Rennie is probably better known for his work on the Kennet & Avon Canal such as the Dundas Aqueduct

Thursday, 21 October 2010

Sally-Ann's Autumn
With fewer boats around than usual, we managed to moor close to the Waterways Museum at Stoke Bruerne hoping that there would be a boat to share the locks with in the mooring.
No such luck. The only other boat was a Wyvern hire boat facing the other way. Passing the time of day with the hirers who hailed from Tasmania it transpired they had decided not to tackle Blisworth tunnel. In order to return their boat on time they would have to turn round and return immediately and two passages of a dark and wet tunnel was not particularly attractive to them. Luck had changed - we now had someone to share the locks - with seven crew members - what a bonus!
As we approached Cosgrove where we intended to moor we were discussing Robin and Carole who used to live on nb Inanda and moored by the Barley Mow in Cosgrove. They sold the boat soon after travelling up the Thames to Lechlade with us and now live in a house. Mrs L was musing that we had not seen Inanda around since the change of ownership. I was only listening with half an ear as my attention was concentrated on avoiding a boat coming through the beautiful bridge at the beginning of the village . As it passed we realised it was in fact Inanda with the new owners.
We moored above the cattle creep which now has a sign post describing it as a horse tunnel. I do not know if there is any evidence of it being built for horses or whether the local authority decided to dumb down the description. I recall this featuring on the front cover of Devil in the Detail, one of the murder mystery stories set on the Grand Union written by Leo McNeir
If you decide to read these books I recommend that you do so in chronological order starting with Sally Ann's Summer.

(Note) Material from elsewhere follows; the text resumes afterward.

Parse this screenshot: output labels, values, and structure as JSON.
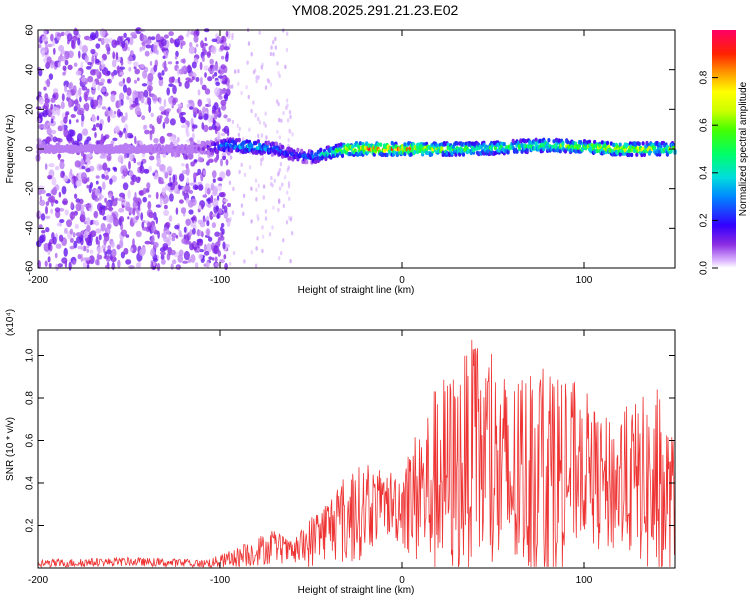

Central to these stories is the narrowboat Sally-Ann.
Moored just across from us, by the old brewery, is none other than the star of these books looking just as she is depicted in the books. About time she was freshened up, Mr. McNeir
A Touch of Frost
Woke this morning to the first frost of the season. Emerged from under the tonneau to find Gecko crusted with white frosting. On our way to Wolverton received a text message announcing the arrival of a daughter to friends who live in Fenny Stratford. Wonderful news so had to stop to shop by the new flats on the site of the Wolverton Rail Carriage Works. Hopefully we will still have time to drop into the Rohan outlet shop at Giffard Park before we moor at Peartree tonight for a carvery.

Monday, 18 October 2010

It has been pointed out that, contrary to my report yesterday, Corona and Victoria did in fact join the Jam 'Ole Run at Atherstone. The reporter responsible has been disciplined and I apologise for any embarrassment her dodgy information may have caused.

Sunday, 17 October 2010

Jam 'Ole Run 2010
Every October a group of ex working boats re-enact the coal run from Atherstone to the Kearley and Tonge jam factory in Southall.

From here

To here

We moored at Norton Junction to let them pass. The first three came by fairly promptly.




But then we had a long wait for the other half. When they did turn up we learned that a cow had jumped into the cut in front of Renfrew near Barby and it had taken an hour to get it back on dry land.




But we can reveal here that Corona and Victoria did not start at Atherstone, they only joined the run at Braunston.

Saturday, 16 October 2010

The Deserts of Lincolnshire
Question: If you own a defunct tileworks and need a wall around your yard what do you do?
Answer: Build a wall with the tiles you can't sell.

This is on the banks of the Humber not far from Barbara Castle's bridge.

Question: If you have an 1890 G.E. Railway carriage and no railway, what do you do with it?
Answer: Sell fruit from it for 60 years and then set up a tea shop.

Curent resting place is alongside the six-sail post mill at Waltham near Grimsby.

What do you call it when you have sold out of everything but jelly and ice cream?